Printer Friendly

Things to know about your favorite tax deductions. (Special Advertising Section).

You know how everyone seems to have a story at the ready about a child? Even childless people generally have a "kid story," even if it's to explain WHY they don't have children! For those of us with children of our own, we can bend anyone's ear as we regale them with stories about our kids, whether the topic is something wonderful that the child has done (a bragging moment) or ranting and raving about something the child has done that is not so wonderful...

Here's a story about some tax law changes of which any parent or guardian should be cognizant. They include:

Child Tax Credit

The 2001 Tax Act increased the amount of the child tax credit to $1,000, over a ten-year period. For 2002 through 2004, the amount of the credit is $600. The credit increases to $700 for 2005-2008, $800 for 2009, and to $1,000 for year 2010 and beyond. Credits are the penultimate tax "bennie" for a taxpayer. The ultimate one is a deduction that reduces your adjusted gross income, or as we in the biz call it, "above the line." A credit reduces the amount of tax you have to pay, dollar-for-dollar.

Things to know:

Children must be under 17 years of age as of Dec. 31 of the year in question. Most juniors and seniors won't meet this requirement (Write your congressman! Who decided that these neophyte drivers and soon-to-be college students weren't deserving of a credit for the benefit of their parents?!)

The maximum amount of the credit cannot exceed the sum of a taxpayer's regular tax liability plus alternative minimum tax, if any, reduced by these credits: child and dependent care expense, credit for the elderly/disabled, mortgage interest credit, Hope/lifetime learning credits, and foreign tax credit. For most taxpayers, the credit phases out at a rate of $50 for every $1,000 of AGI exceeding $110,000 for joint filers, $55,000 for marrieds filing separately, or $75,000 for single and head of household filers. These thresholds are NOT indexed for inflation.

In divorce situations, whichever party is entitled to the dependency exemption will also be entitled to the child tax credit. Additionally, if a custodial parent releases the exemption to the noncustodial parent, that clears the way for the noncustodial parent to also claim the child tax credit.

Before the tax act of 2001, the child tax credit was a nonrefundable one. "Nonrefundable" means that if you don't have any tax liability, you don't get the money Refundable credits include the earned income tax credit, which pays certain employed people, even if they don't have to pay any income taxes.

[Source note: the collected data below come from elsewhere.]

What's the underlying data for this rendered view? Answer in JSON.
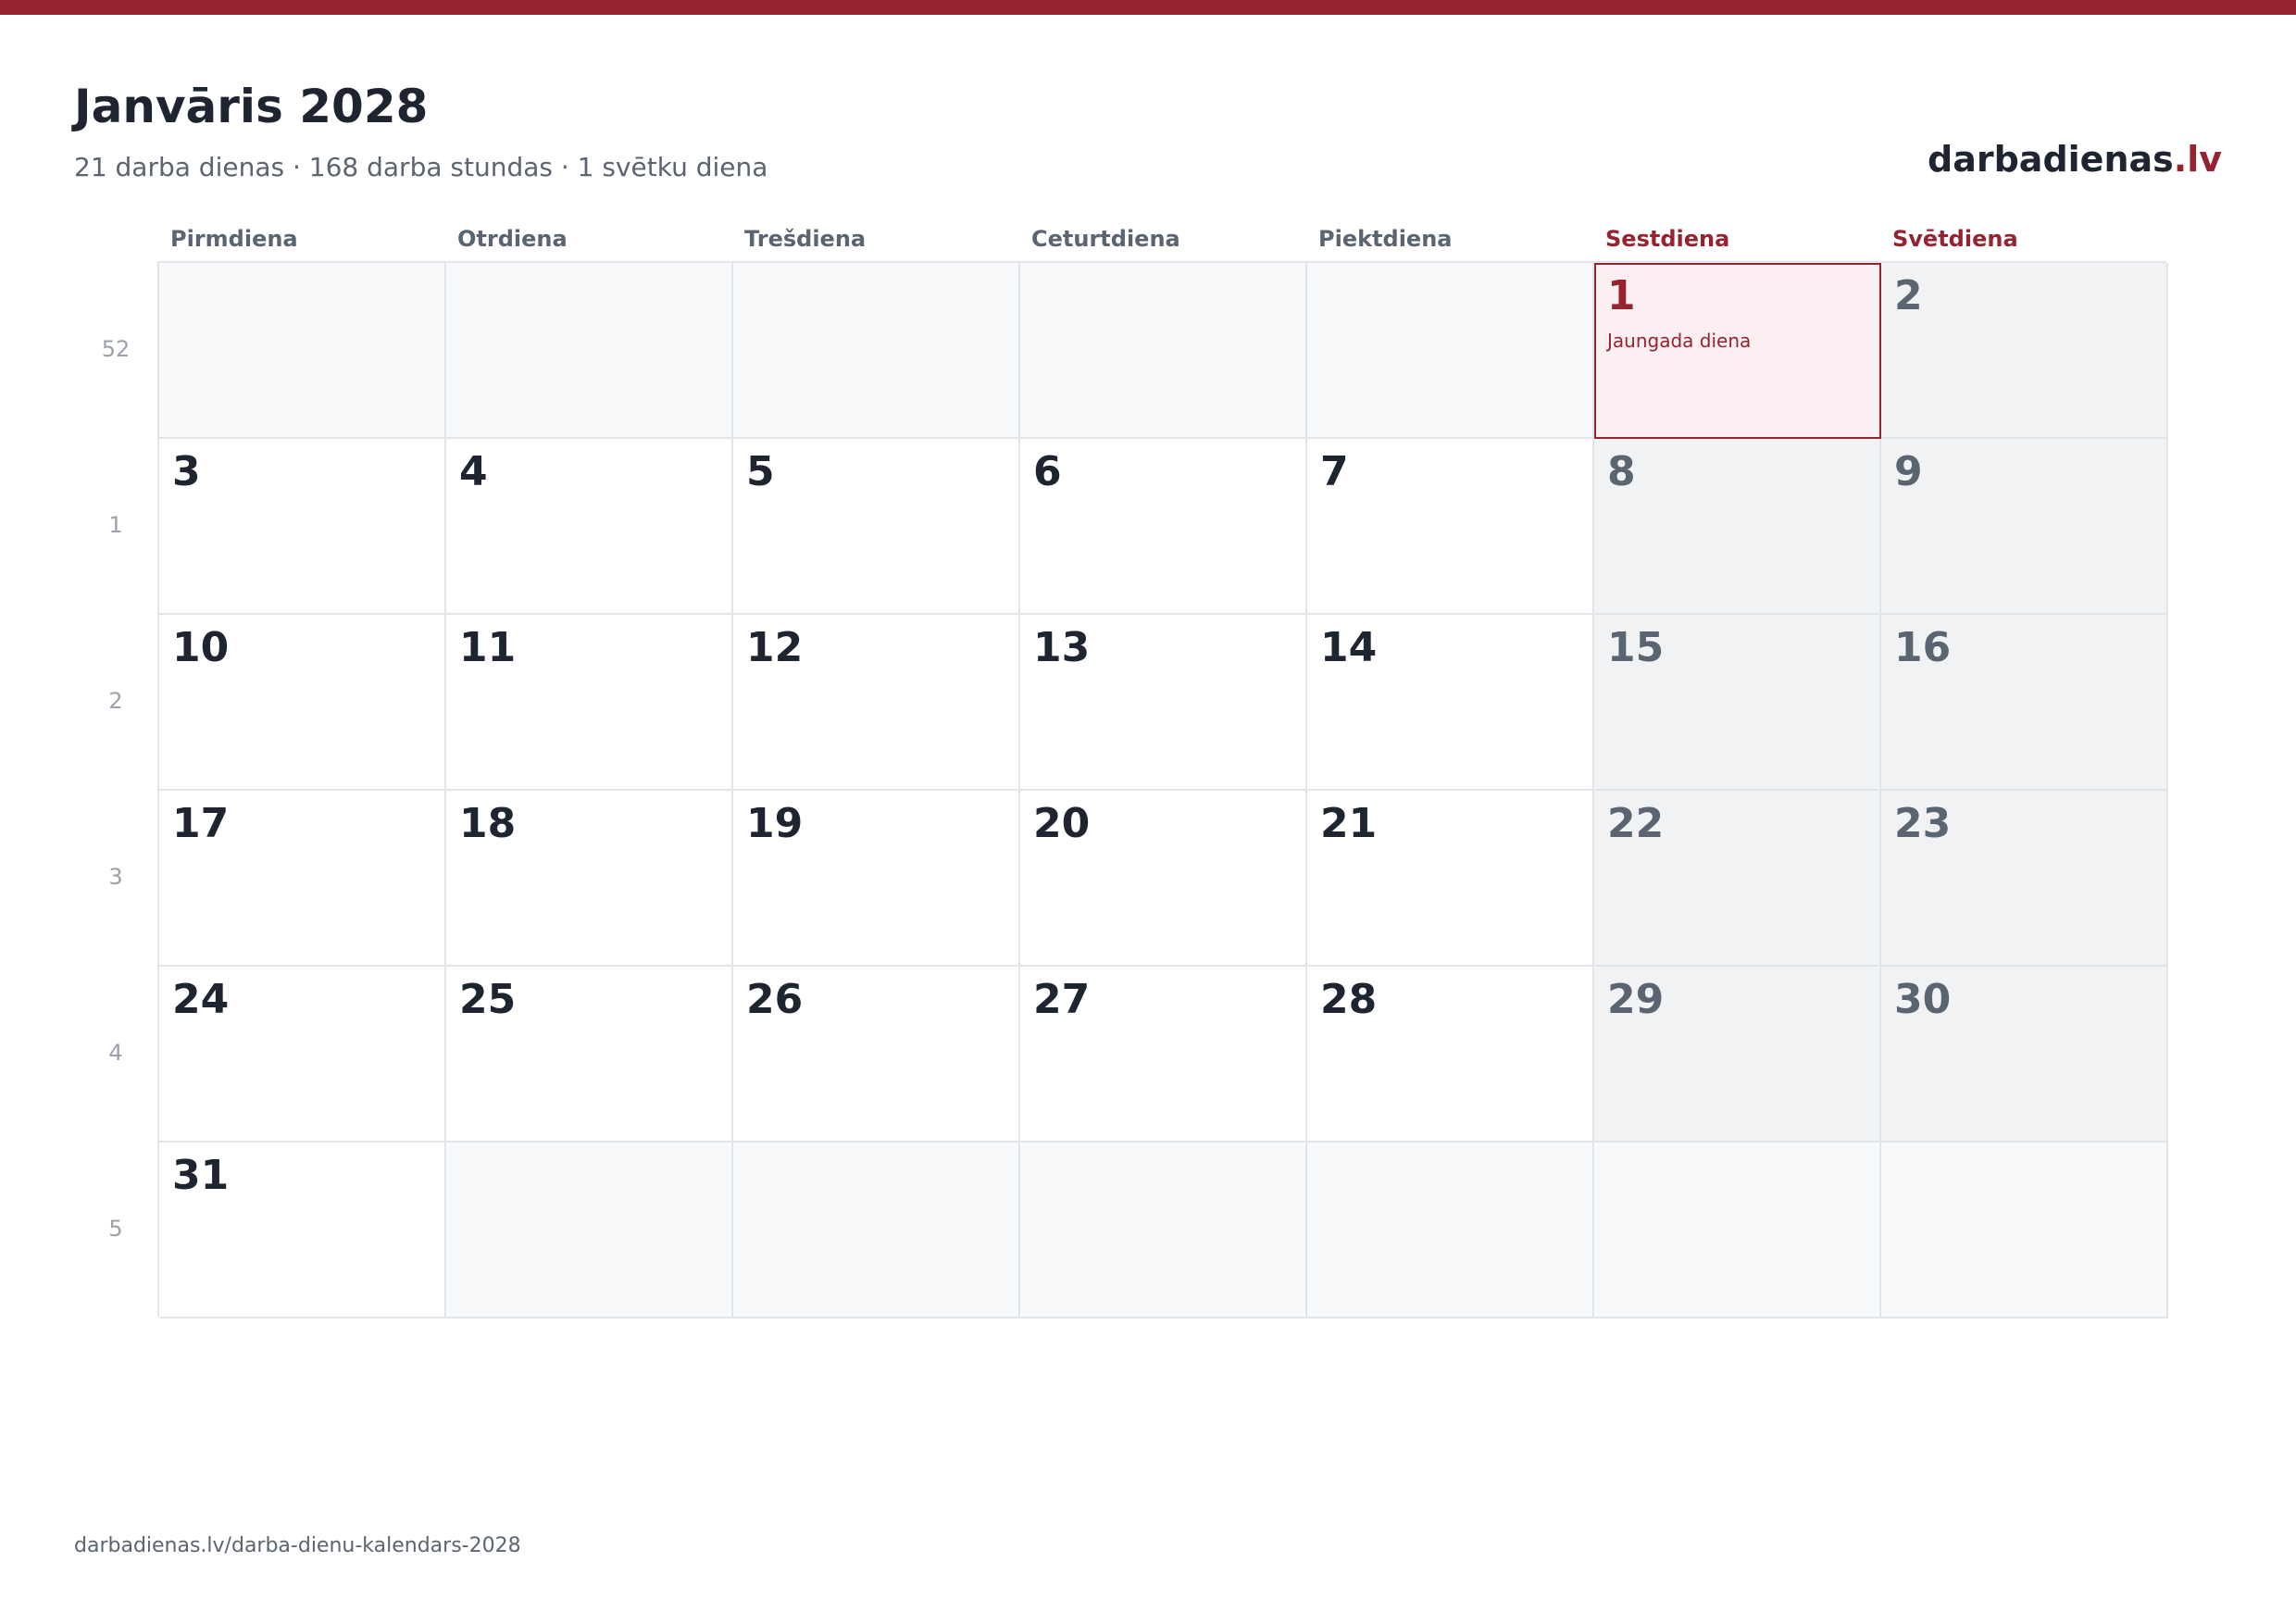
{
  "header": {
    "title": "Janvāris 2028",
    "summary": "21 darba dienas · 168 darba stundas · 1 svētku diena",
    "brand_name": "darbadienas",
    "brand_tld": ".lv"
  },
  "weekdays": [
    "Pirmdiena",
    "Otrdiena",
    "Trešdiena",
    "Ceturtdiena",
    "Piektdiena",
    "Sestdiena",
    "Svētdiena"
  ],
  "week_numbers": [
    "52",
    "1",
    "2",
    "3",
    "4",
    "5"
  ],
  "days": [
    "",
    "",
    "",
    "",
    "",
    "1",
    "2",
    "3",
    "4",
    "5",
    "6",
    "7",
    "8",
    "9",
    "10",
    "11",
    "12",
    "13",
    "14",
    "15",
    "16",
    "17",
    "18",
    "19",
    "20",
    "21",
    "22",
    "23",
    "24",
    "25",
    "26",
    "27",
    "28",
    "29",
    "30",
    "31",
    "",
    "",
    "",
    "",
    "",
    ""
  ],
  "holiday": {
    "day": "1",
    "name": "Jaungada diena"
  },
  "footer": {
    "url": "darbadienas.lv/darba-dienu-kalendars-2028"
  },
  "colors": {
    "accent": "#952330",
    "weekend_bg": "#f1f2f4",
    "holiday_bg": "#fbeff1"
  }
}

Now, the child tax credit is refundable for lower-income taxpayers (10% of earned income in excess of $10,000 through 2004, but in 2005 and thereafter, the percentage increases to 15%).

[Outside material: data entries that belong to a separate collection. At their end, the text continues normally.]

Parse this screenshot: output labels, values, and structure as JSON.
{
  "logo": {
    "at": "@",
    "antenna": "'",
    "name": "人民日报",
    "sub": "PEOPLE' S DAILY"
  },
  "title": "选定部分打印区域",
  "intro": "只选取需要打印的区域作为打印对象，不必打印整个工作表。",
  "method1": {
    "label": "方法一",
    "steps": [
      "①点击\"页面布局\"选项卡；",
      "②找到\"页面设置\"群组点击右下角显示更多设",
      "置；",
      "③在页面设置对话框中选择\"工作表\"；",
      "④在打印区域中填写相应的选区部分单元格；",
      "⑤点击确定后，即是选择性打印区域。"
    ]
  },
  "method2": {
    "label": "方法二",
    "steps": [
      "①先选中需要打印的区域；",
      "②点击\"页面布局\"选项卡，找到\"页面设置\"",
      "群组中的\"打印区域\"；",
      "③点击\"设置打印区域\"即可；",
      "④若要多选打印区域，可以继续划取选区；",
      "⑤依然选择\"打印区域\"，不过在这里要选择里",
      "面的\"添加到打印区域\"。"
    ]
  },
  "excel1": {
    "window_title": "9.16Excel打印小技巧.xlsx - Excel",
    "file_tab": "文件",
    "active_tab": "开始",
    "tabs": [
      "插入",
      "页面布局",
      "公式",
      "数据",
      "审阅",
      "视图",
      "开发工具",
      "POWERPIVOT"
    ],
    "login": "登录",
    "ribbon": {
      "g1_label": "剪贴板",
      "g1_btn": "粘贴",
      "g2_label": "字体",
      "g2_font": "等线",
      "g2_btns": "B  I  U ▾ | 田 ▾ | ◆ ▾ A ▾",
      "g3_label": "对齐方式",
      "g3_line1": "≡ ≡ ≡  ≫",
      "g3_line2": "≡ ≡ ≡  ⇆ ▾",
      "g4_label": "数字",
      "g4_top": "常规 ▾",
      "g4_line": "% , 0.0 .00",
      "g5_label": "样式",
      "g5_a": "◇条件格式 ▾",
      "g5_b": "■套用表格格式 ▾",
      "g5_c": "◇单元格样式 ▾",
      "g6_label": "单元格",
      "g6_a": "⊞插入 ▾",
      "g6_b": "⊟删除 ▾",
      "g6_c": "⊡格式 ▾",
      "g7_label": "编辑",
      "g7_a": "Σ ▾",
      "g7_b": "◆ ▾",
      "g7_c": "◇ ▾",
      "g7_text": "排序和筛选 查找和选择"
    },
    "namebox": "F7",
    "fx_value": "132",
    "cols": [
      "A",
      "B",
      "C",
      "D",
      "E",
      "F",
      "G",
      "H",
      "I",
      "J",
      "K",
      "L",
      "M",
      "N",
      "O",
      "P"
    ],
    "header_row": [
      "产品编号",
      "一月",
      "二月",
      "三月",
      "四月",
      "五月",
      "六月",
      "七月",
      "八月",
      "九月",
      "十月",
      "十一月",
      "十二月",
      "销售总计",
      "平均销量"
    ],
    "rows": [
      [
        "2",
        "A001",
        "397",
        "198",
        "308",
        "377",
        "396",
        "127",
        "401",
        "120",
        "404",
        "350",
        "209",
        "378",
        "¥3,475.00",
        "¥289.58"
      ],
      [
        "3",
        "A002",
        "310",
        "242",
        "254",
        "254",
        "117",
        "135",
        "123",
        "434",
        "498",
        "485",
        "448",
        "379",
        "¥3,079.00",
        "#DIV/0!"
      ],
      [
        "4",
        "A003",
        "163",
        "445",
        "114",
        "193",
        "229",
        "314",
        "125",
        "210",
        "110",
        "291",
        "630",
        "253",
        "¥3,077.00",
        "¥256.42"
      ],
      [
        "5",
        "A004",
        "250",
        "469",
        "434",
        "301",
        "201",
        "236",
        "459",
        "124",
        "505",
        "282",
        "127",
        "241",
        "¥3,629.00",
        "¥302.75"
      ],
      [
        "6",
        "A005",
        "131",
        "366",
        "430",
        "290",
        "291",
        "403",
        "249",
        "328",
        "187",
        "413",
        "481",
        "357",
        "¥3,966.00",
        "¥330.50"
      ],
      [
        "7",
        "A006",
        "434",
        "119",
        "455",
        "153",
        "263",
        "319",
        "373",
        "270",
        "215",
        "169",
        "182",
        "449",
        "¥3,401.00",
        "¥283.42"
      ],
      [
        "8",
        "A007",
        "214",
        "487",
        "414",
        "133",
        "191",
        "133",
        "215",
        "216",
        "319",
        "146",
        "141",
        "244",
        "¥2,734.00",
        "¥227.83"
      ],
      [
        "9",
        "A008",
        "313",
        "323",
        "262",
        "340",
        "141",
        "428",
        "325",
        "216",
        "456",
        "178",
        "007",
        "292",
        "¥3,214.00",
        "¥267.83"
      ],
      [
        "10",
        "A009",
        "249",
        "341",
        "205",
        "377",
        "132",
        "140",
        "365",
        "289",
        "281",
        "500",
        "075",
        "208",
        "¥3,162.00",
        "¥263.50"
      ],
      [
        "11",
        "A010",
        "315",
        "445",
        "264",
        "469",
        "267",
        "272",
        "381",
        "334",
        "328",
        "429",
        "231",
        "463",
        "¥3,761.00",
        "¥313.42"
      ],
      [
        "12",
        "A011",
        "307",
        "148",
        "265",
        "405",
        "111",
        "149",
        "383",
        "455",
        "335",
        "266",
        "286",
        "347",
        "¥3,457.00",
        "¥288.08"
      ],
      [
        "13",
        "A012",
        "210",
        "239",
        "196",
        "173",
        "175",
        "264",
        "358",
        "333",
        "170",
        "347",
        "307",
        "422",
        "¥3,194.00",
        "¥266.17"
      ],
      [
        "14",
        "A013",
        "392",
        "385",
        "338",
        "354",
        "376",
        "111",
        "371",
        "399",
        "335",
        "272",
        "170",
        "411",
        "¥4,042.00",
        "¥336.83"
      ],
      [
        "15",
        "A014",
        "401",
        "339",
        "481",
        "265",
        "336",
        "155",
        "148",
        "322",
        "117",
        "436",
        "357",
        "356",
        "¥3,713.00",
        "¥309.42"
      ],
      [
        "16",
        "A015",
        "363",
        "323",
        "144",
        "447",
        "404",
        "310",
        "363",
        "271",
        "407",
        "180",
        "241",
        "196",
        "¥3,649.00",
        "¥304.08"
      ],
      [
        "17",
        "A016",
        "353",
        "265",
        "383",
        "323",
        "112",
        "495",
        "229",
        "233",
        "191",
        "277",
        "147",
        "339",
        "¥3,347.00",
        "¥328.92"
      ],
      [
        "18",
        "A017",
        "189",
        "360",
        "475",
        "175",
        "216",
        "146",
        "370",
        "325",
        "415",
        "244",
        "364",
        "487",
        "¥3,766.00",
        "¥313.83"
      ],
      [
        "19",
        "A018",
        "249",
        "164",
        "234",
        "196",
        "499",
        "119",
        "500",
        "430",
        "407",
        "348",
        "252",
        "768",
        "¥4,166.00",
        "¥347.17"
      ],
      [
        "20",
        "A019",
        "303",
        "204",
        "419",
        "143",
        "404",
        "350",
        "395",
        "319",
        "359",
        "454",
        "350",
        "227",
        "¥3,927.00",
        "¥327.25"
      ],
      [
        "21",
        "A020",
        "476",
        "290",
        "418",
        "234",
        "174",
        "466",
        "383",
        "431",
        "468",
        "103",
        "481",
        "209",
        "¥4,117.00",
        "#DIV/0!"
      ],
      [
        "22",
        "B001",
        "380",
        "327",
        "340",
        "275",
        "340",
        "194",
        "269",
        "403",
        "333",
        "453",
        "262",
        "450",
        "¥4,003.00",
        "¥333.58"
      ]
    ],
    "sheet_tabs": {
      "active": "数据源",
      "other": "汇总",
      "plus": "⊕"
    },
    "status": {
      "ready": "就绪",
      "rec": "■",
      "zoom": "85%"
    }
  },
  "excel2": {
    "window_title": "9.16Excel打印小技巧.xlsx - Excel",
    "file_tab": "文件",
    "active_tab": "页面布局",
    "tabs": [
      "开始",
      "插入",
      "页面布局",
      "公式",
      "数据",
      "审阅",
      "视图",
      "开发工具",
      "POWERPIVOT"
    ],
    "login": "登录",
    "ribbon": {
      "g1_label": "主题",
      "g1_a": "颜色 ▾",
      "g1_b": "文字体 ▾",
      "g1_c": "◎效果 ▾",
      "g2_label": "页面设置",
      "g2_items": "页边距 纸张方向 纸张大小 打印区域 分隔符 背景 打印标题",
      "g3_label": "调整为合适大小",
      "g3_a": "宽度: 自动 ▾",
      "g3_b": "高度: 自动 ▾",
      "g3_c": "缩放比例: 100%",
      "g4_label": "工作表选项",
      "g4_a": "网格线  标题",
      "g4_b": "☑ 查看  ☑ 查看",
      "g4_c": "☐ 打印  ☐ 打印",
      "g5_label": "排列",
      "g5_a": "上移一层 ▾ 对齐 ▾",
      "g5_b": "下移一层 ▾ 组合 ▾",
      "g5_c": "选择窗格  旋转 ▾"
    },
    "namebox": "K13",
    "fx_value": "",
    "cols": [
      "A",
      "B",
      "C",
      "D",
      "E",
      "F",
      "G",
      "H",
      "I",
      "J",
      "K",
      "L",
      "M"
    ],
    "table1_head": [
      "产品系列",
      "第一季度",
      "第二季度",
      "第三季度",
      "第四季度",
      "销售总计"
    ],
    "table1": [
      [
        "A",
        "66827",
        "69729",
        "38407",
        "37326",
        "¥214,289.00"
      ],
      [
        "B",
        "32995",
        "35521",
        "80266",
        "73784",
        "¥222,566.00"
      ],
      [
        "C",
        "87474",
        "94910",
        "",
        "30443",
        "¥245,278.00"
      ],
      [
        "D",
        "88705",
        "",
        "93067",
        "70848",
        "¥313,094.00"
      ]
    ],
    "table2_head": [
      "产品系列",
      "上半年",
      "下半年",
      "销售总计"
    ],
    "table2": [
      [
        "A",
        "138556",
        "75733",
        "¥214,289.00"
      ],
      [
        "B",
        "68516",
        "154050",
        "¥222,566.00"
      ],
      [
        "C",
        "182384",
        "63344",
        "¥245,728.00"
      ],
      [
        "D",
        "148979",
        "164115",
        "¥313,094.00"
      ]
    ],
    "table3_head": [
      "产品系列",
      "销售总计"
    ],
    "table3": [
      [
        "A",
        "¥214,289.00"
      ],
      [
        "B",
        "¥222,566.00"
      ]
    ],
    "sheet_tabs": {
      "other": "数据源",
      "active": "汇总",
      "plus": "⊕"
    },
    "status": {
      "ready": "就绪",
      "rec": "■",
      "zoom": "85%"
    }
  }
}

Child and Dependent Care Credit

This credit is separate from the child tax credit, discussed above. (In the interest of space, I will refer to this credit as the child care credit, but please realize that the discussion refers to its entire lengthy name, and is not meant to slight the treatment of other dependents.) Expenses for child care can result in a credit, but there have been changes, both to the maximum amount of child care expense used in computing the credit, and to the maximum credit amount. For tax years beginning after 2002, the maximum amount of eligible employment-related expenses has been increased from $2,400 to $3,000 (for one child) and from $4,800 to $6,000 (for two or more children). The maximum credit will increase from 30% to 35%. (There is a reduction of the credit for any taxpayer making more than a certain amount. The former threshold was $10,000; the new one is $15,000. The credit will be reduced 1% for each $2,000 of AGI above $15,000, with a maximum reduction of no more than 15%.)

New Business Credit

Finally, the 2001 act created a new business credit available in 2002 and beyond. This one is aimed at businesses. A credit for certain employer-provided child care costs will be available, in the amount of 25% of qualified expenses for employee child care and 10% of qualified expenses for child care resource and referral services. The maximum credit for a single tax year is $150,000. If you work for a business without child care facilities, this may be the time to encourage them to consider doing so.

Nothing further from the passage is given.